My name is Miho and this is my story.
Who I am, why I became a chef and why I do what I do now

I never thought about becoming a chef or wanted to be a chef.
I didn’t know anything about the food industry. 
From the age of 13 I worked as a model and stopped working when I was 18 because I wanted to see the world and was looking for something that I didn’t know at the time. 

After living in London for 1 year, I realized I wanted to be a fashion event planner. Not because I thought fashion was a glamorous goal, more like it was part of my life. I knew it’s a tough industry but I still found beauty in working with a big team and putting together a project.
I got accepted to university but didn’t have the money for it, so I looked for an internship at a PR company. At that time, the economy was terrible, no-one was looking to hire someone without any experience.
I went for interviews for many different types of jobs but working in a restaurant was the quickest way to receive money.
Yes, I needed to pay rent.

 

So I end up in a restaurant. Not as a chef but as a dispenser which is making and serving coffee, wine and etc.

I regretted my decision to work in a restaurant as soon as I started, not knowing then that this was a Michelin starred chef owned restaurant that had only recently opened. Something customers may not know, is that when a restaurant first opens everything is complete chaos behind the scene.
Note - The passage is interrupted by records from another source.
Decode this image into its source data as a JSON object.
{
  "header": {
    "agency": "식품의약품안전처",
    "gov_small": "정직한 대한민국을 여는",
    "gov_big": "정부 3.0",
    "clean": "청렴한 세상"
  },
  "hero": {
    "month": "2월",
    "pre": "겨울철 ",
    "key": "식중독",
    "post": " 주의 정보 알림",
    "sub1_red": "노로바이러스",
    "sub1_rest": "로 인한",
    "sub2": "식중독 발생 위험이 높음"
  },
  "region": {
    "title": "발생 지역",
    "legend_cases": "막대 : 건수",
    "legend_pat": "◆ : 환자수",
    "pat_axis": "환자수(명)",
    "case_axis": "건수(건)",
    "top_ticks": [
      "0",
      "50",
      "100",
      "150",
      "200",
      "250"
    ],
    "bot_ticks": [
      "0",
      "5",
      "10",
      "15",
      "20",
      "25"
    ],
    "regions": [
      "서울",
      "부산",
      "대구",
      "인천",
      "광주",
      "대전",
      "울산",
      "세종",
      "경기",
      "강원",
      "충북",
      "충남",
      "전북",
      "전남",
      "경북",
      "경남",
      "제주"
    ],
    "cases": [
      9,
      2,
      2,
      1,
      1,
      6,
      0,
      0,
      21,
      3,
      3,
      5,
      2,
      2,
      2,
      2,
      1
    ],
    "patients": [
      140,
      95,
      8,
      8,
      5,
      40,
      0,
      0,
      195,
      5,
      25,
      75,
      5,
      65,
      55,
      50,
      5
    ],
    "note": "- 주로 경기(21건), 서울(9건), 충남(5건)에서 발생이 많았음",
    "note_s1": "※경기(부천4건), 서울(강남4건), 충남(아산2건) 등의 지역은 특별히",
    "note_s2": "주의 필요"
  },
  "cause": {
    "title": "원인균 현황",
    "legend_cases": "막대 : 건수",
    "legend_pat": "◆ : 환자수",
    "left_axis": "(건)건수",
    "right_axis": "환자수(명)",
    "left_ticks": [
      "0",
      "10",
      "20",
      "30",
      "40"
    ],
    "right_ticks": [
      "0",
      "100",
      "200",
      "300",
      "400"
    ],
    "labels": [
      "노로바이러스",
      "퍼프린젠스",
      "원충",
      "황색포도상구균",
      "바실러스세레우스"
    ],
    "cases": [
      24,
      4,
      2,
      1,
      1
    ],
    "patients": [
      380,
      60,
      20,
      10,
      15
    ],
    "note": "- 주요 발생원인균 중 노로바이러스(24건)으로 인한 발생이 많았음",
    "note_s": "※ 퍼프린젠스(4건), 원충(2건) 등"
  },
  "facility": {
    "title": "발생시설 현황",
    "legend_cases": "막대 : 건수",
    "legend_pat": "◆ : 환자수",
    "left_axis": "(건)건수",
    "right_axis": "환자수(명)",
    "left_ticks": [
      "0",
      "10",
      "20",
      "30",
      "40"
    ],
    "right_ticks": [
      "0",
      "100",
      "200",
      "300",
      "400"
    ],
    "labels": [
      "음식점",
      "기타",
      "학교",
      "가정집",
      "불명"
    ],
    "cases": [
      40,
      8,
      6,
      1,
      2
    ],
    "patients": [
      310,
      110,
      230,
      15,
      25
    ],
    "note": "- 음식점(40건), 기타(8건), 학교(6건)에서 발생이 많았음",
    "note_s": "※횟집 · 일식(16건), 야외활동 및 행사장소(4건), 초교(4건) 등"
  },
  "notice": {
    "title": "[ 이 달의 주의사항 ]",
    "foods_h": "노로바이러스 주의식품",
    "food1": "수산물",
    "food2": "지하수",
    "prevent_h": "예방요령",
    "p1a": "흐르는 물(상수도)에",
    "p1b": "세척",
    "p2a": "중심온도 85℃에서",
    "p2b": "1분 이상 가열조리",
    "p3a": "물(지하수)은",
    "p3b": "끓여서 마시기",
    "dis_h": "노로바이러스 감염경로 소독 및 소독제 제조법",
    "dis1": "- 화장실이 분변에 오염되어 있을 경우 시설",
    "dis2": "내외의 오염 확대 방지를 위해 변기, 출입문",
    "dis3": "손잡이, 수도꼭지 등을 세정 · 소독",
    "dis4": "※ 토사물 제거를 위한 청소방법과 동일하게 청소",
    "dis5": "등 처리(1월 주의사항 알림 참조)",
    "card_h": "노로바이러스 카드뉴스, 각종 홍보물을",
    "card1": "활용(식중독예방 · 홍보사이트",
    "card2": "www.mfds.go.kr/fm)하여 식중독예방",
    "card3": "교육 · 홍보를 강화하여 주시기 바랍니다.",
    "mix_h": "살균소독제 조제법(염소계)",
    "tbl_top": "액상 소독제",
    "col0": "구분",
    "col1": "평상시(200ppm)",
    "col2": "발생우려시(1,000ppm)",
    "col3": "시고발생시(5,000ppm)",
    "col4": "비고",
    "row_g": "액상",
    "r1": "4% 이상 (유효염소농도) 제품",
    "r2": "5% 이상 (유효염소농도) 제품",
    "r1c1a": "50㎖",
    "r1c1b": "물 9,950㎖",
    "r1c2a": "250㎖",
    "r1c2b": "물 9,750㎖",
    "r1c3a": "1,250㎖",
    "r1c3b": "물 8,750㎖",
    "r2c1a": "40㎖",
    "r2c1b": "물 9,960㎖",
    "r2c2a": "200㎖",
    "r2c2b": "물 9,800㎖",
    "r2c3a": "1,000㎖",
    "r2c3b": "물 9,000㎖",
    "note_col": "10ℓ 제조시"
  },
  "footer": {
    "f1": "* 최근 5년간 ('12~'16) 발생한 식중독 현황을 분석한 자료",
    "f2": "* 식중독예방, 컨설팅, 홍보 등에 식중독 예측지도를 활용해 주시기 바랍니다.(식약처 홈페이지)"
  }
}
The position of dispenser may sound very simple but it really wasn’t. I experienced physical and mental hardship that I had never experienced before.
But I didn’t give up and then one day, our restaurant director and owner chef saw me helping the pastry section and they saw something in me. They asked if I would like to work in the kitchen. My answer was ‘Thank you but No thank you!’. Inside of me thinking ‘Hell NO!’

I saw so many emotional breakdowns, long hours and it looked constantly very high pressure.
But they didn’t give up on me.

 

They negotiated with me about working hours and the salary situation, plus they told me that I can go back to doing what I do if I don’t like it.
I always like to try something new, especially If I have nothing to lose, so I thought why not! I would give it a try!
But it still looked horrifying.

That was the start of my career in the kitchen.
And I fell in love with working in the kitchen.
This was because I always love to create something with my hands.

After I came back to Tokyo I worked in another Michelin restaurant, various other restaurants and also I worked as a manager in a high-end cake shop.

Fortunately, I had amazing experiences, but never having been to culinary school was my insecurity. I asked a few respected chefs about this and they said, ‘That is actually your strength not your weakness’, ‘Do you know how many great chefs there are out there who started as a dishwasher?’ ‘Skills learnt through working in a kitchen are more useful than studying in a classroom’ and comments like these.

I witnessed so many young chefs who had just finished culinary school and were full of dreams but after working in a real kitchen they left within 1 week. This may sound like an exaggeration but it’s true.
It’s really not a pretty world.

So my insecurity became my favorite story.

Then I had an accident that changed everything.
I never thought it would happen to me but I got a back injury, which is common amongst chefs. I couldn’t even get up from my bed.
This was a shocking moment for me.

This accident at the age of 30 was a turning point as it brought back a deep desire of what I had always wanted to do – to create my own world.

 

So I decided to make my own business then I thought ‘what can I do that nobody else does?’
At the time I had gluten allergies because through my work as a pastry chef, I was eating gluten every day for tasting and I inhaled flower almost daily from morning until night. 

Then I realised most chefs don’t enjoy orders that are gluten free or accommodating allergies because it takes time, it’s changes the harmony with other food and ultimately they believe it doesn’t taste nice.
However, I actually cherish these orders because it’s creating something new and this challenges me.

So I want to have a place that makes food that is good for every different person.
To do that, I only can serve a small group of people and I want to treat them exclusively.

That’s how my private dining started.

Vision

I believe everyone has different tastes and peoples’ bodies have different traction with different ingredients. But I hope and aim to make something that makes each person happy and smile when they eat my dinner. And that I can bring back some familiar tastes or lovely memories through my food.